Suspendu de ses fonctions, dépouillé de toute autorité morale comme de tout appui effectif, le Roi n'était plus le chef, mais l'otage de la nation. L'Assemblée constituante, qui avait brisé les éléments monarchiques, avait senti, mais trop tard, les défectuosités de son œuvre, et compris qu'elle avait assis trop bas la royauté pour que la liberté pût être tranquille. Forte contre le Roi, faible contre la foule, elle se hâtait de mettre la dernière main à la constitution. Le 3 septembre 1791 fut terminé cet acte solennel qui destituait la royauté en la proclamant.
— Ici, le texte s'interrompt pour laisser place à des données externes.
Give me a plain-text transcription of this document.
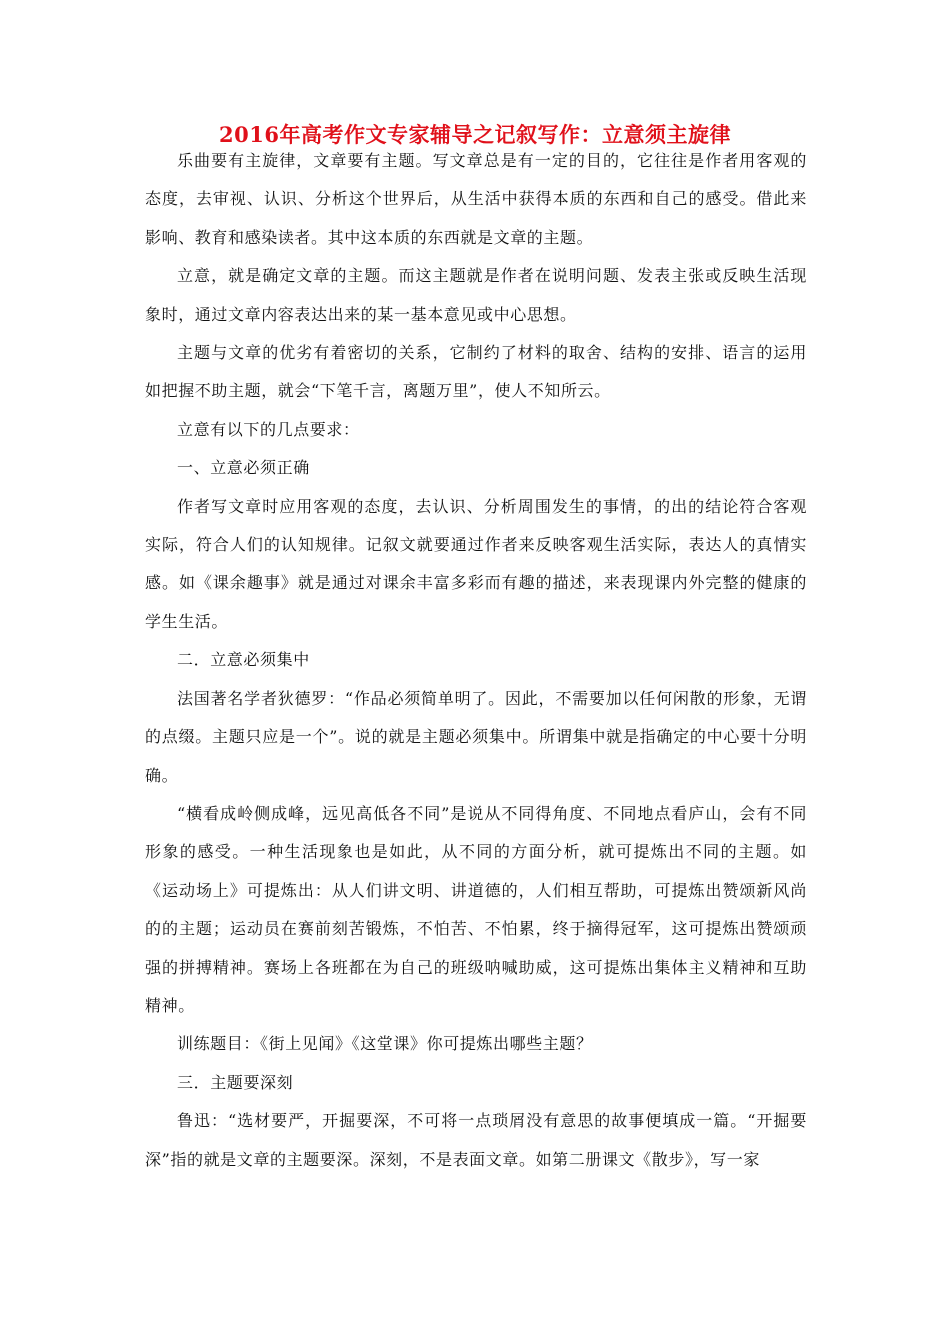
2016年高考作文专家辅导之记叙写作：立意须主旋律

乐曲要有主旋律，文章要有主题。写文章总是有一定的目的，它往往是作者用客观的态度，去审视、认识、分析这个世界后，从生活中获得本质的东西和自己的感受。借此来影响、教育和感染读者。其中这本质的东西就是文章的主题。

立意，就是确定文章的主题。而这主题就是作者在说明问题、发表主张或反映生活现象时，通过文章内容表达出来的某一基本意见或中心思想。

主题与文章的优劣有着密切的关系，它制约了材料的取舍、结构的安排、语言的运用如把握不助主题，就会“下笔千言，离题万里”，使人不知所云。

立意有以下的几点要求：

一、立意必须正确

作者写文章时应用客观的态度，去认识、分析周围发生的事情，的出的结论符合客观实际，符合人们的认知规律。记叙文就要通过作者来反映客观生活实际，表达人的真情实感。如《课余趣事》就是通过对课余丰富多彩而有趣的描述，来表现课内外完整的健康的学生生活。

二．立意必须集中

法国著名学者狄德罗：“作品必须简单明了。因此，不需要加以任何闲散的形象，无谓的点缀。主题只应是一个”。说的就是主题必须集中。所谓集中就是指确定的中心要十分明确。

“横看成岭侧成峰，远见高低各不同”是说从不同得角度、不同地点看庐山，会有不同形象的感受。一种生活现象也是如此，从不同的方面分析，就可提炼出不同的主题。如《运动场上》可提炼出：从人们讲文明、讲道德的，人们相互帮助，可提炼出赞颂新风尚的的主题；运动员在赛前刻苦锻炼，不怕苦、不怕累，终于摘得冠军，这可提炼出赞颂顽强的拼搏精神。赛场上各班都在为自己的班级呐喊助威，这可提炼出集体主义精神和互助精神。

训练题目：《街上见闻》《这堂课》你可提炼出哪些主题？

三．主题要深刻

鲁迅：“选材要严，开掘要深，不可将一点琐屑没有意思的故事便填成一篇。“开掘要深”指的就是文章的主题要深。深刻，不是表面文章。如第二册课文《散步》，写一家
Les gardes placés près du Roi et de sa famille sont levés immédiatement: les portes du palais sont ouvertes; le jardin est livré à la libre circulation du Parisien. Le lendemain, les décrets constitutionnels revisés et réunis en un code sont présentés au Roi, en lui laissant le droit de les accepter ou de les rejeter dans telle ville qu'il lui plaira de choisir pour sa résidence à cet effet. Louis XVI répondit qu'il ne quitterait point Paris pour accepter la constitution; qu'il examinerait un objet aussi important avec toute l'attention qu'il méritait, et qu'il ferait connaître sa détermination à l'Assemblée.